Меня осенило: значит, это не бесхозный хлам, а просто видавший виды домашний скарб.

— Ты полюбуйся, что они вытворяют, — повторила она, глядя на меня заплаканными глазами.

Я смущенно отвел взгляд, всматриваясь в быстро прибывающую толпу. Из верхних окон высовывались мрачные лица. Вновь показались, стаскивая старый комод, двое белых, а за их спинами маячил третий — тот теребил себя за мочку уха и пристально смотрел на собравшихся.

— Живей, ребята. Пошевеливайтесь, — подгонял он. — Не торчать же нам тут целый день.

Кряхтя и отдуваясь, двое белых спустили комод вниз по ступенькам, — толпа тяжело расступалась, — оттащили его на край тротуара и, не оглядываясь, вернулись в дом.

— Смотри-ка, — проговорил стоявший рядом со мной щуплый паренек. — Не мешало бы как следует намять бока этим чертовым ирландишкам!

Я молча покосился на парня — лицо пепельное от холода, напряженное, острые глаза сверлили спины поднимающихся по лестнице белых.

— Вот именно, давно пора их остановить, — сказал другой голос, — да кто ж отважится — кишка тонка.

— Не тонка, — возразил щуплый. — Народ только заведи.

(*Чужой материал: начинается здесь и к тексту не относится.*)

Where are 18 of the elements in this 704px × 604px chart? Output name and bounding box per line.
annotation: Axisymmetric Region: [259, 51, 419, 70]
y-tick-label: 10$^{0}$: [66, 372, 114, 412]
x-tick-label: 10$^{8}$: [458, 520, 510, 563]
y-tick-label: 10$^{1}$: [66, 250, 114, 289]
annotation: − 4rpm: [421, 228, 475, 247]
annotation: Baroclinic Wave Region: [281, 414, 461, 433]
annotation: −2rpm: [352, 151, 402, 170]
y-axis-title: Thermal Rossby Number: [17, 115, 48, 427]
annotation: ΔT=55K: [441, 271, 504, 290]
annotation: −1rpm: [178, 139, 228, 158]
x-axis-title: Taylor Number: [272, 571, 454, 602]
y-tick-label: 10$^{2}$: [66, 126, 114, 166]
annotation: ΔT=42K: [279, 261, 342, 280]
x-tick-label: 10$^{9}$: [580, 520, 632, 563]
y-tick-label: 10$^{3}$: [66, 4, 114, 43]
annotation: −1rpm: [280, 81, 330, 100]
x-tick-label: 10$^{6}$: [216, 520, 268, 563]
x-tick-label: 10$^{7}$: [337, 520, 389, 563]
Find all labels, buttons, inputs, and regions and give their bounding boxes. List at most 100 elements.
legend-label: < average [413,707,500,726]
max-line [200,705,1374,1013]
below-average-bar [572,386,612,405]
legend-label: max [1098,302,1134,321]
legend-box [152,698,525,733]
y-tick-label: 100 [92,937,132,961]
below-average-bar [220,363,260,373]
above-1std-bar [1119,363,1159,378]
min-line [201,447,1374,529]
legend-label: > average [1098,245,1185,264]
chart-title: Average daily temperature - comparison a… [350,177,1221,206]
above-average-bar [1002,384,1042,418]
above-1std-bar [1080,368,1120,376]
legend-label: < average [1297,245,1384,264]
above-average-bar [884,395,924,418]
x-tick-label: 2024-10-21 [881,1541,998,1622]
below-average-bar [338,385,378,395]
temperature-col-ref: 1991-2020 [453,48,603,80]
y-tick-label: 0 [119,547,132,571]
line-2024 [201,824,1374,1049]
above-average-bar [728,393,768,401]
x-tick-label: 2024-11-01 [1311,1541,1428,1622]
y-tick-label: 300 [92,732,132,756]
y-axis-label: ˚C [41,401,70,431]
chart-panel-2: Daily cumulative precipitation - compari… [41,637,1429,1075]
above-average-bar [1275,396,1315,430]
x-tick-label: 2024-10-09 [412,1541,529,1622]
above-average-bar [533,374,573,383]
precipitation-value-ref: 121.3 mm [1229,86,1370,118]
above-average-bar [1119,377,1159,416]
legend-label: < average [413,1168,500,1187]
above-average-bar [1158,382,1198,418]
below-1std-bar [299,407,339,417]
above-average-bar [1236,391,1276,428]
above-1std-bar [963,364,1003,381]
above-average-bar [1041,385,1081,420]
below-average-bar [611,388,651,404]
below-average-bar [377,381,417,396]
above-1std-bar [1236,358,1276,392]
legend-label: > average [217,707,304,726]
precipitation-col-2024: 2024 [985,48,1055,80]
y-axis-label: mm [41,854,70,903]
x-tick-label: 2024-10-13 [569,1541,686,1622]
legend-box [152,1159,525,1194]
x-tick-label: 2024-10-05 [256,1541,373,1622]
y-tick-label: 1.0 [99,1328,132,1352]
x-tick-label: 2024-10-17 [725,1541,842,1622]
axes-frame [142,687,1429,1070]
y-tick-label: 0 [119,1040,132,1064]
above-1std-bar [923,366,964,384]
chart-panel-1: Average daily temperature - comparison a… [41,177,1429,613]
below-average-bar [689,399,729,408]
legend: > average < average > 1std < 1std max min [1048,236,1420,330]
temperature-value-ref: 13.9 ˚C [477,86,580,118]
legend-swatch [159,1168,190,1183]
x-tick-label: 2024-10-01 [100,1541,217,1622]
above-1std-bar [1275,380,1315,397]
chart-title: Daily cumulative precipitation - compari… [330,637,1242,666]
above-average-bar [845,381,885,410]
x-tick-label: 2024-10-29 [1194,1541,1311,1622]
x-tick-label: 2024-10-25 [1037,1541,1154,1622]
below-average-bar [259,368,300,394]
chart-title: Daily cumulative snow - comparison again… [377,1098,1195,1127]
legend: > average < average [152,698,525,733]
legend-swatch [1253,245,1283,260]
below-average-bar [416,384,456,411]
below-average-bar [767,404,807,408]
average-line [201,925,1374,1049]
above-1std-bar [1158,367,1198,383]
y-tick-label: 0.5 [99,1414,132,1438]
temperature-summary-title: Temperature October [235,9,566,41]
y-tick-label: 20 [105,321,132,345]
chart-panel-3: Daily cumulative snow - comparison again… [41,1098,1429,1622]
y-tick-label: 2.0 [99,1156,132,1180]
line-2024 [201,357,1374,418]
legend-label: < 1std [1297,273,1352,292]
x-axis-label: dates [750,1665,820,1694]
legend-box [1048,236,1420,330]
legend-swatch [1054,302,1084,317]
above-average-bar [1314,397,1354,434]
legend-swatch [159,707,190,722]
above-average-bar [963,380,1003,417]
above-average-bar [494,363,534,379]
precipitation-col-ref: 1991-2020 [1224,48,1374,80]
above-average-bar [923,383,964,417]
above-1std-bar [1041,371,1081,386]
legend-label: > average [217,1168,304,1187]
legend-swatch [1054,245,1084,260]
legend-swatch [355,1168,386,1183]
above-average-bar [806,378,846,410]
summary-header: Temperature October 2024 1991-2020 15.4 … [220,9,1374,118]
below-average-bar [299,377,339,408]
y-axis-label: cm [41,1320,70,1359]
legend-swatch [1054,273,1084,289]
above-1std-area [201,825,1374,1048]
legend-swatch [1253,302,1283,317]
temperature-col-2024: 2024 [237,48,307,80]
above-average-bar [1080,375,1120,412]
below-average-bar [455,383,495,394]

Стоит лишь кому-то начать. Так что про себя говори, это у тебя духу не хватает.

— Это у меня-то? У меня?

— У тебя, у тебя.

— Гляньте, — проговорила старуха, — гляньте-ка, — сказала она, вновь обращаясь ко мне. Я обернулся и протиснулся чуть ближе к говорившим.

— Кто эти двое? — спросил я, придвинувшись еще ближе.

— Судебные приставы, вроде того. Поди их разбери.

— Как же, приставы, — вмешался другой. — Обычные уголовники, им за примерное поведение подкидывают работенку на воле. А как закончат, их снова по камерам раскидают.

— Да кем бы ни были — они не имеют права вышвыривать стариков на улицу.

— Вы хотите сказать, они выгоняют их из собственной квартиры? — спросил я. — Разве здесь такое возможно?

— Ты вчера родился что ли, мэн? — Он внезапно повернулся в мою сторону. — На что это похоже, по-твоему: им помогают вынести багаж из пульмановского вагона? Их выселяют!

Мне стало неловко; люди оглядывались и изумленно таращили глаза. Я еще ни разу не видел, как выселяют. Кто-то фыркнул от смеха.

— Откуда он свалился?

Меня бросило в жар, я обернулся.

— Послушайте, друг мой, — начал я довольно резким тоном. — Я задал вежливый вопрос. Можете на него не отвечать, если угодно, но не надо выставлять меня в карикатурном свете!